When you purchase certain products in Charleston, the expectation often is that the maintenance of that product is covered under a warranty. In many cases, you may indeed be right. What may seem to confusing to you, however, is to see a company that offers products supposedly covered by warranties than also offer service contracts. Are extended services not covered under warranty? If so, what is the need, then, for a service contract? Or are service contracts and warranties essentially the same thing?
First and foremost, it is important for you to understand that warranties and service contracts are not the same. Per the Federal Trade Commission, service contracts are known as “warranty pieces.” This use of the word warranty can cause confusion (in fact, some service contracts are even marketed as “extended warranties”), and the fact that the also cover many of the same things (e.g. repairs, replacement parts, routine maintenance) can serve to compound that. Yet the distinction between the two is that a product warranty should be included in the purchase price, while a service contract is typically only available at am additional cost.

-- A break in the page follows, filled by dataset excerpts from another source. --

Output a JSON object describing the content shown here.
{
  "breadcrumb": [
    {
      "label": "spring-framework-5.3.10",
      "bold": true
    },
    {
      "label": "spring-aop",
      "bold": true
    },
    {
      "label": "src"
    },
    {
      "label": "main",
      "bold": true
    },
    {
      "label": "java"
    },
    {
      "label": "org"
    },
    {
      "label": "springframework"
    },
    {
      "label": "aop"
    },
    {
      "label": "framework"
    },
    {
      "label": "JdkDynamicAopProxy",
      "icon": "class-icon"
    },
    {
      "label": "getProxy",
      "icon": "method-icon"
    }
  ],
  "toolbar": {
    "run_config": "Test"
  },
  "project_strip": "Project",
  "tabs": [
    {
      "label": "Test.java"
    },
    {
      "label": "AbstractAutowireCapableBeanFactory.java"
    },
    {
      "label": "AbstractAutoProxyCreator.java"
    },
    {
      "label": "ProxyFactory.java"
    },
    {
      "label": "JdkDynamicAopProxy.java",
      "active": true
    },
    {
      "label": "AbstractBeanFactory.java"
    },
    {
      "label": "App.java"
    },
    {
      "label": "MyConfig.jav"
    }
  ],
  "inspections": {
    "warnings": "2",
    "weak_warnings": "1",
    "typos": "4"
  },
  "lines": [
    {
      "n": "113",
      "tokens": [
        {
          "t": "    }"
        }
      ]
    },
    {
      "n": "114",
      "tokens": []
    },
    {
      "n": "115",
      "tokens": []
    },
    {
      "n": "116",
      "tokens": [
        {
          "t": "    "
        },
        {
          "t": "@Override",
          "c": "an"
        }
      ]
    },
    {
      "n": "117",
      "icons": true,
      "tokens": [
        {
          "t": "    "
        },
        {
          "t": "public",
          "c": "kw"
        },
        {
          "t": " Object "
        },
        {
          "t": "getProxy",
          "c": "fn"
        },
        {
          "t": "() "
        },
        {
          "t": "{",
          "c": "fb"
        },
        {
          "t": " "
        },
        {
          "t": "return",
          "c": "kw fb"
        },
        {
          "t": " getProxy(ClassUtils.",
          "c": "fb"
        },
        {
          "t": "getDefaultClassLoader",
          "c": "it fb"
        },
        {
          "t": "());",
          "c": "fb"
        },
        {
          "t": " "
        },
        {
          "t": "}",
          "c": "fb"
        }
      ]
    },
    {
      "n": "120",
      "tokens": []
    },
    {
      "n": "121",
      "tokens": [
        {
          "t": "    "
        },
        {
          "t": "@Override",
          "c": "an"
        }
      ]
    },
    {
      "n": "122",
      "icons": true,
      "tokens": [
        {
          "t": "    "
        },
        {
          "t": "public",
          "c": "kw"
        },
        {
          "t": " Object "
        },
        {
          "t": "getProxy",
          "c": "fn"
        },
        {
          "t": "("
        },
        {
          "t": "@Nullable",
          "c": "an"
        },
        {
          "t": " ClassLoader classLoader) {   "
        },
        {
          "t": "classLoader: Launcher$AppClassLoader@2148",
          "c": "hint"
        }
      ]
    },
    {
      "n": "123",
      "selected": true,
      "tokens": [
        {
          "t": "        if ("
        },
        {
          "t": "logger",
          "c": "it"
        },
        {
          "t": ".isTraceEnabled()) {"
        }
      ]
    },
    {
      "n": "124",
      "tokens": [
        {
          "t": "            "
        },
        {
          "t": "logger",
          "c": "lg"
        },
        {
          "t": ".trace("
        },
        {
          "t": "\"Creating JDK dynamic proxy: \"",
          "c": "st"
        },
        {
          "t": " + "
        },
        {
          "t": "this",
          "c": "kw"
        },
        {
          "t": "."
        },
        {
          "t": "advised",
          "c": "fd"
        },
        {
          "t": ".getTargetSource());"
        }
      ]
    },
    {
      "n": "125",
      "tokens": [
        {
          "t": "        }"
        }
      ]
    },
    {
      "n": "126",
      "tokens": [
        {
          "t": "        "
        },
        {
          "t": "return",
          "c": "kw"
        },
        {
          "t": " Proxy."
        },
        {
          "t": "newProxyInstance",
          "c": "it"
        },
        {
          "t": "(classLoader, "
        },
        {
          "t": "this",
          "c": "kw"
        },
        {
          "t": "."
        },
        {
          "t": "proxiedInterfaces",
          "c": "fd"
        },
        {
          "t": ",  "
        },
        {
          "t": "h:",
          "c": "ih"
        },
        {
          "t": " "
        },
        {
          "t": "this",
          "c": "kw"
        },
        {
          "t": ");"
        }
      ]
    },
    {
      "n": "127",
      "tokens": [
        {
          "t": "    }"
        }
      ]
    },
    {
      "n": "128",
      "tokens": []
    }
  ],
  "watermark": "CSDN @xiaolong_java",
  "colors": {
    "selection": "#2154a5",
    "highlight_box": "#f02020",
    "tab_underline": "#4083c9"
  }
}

Your manufacturer’s warranty covers defects with a product itself, while retailer warranties may cover damages to the product. Both, however, are only valid for a certain period of time. A service will often continue on after the end of the warranty’s protection (hence the designation “warranty piece”). This means that unless a retailer promises that a service contract is included in your purchase, you cannot demand that repairs or maintenance be done after the warranty expires. Conversely, if you pay for a service contract, a retailer can not then say that they are not obligated to address issues with a product due to the warranty having expired.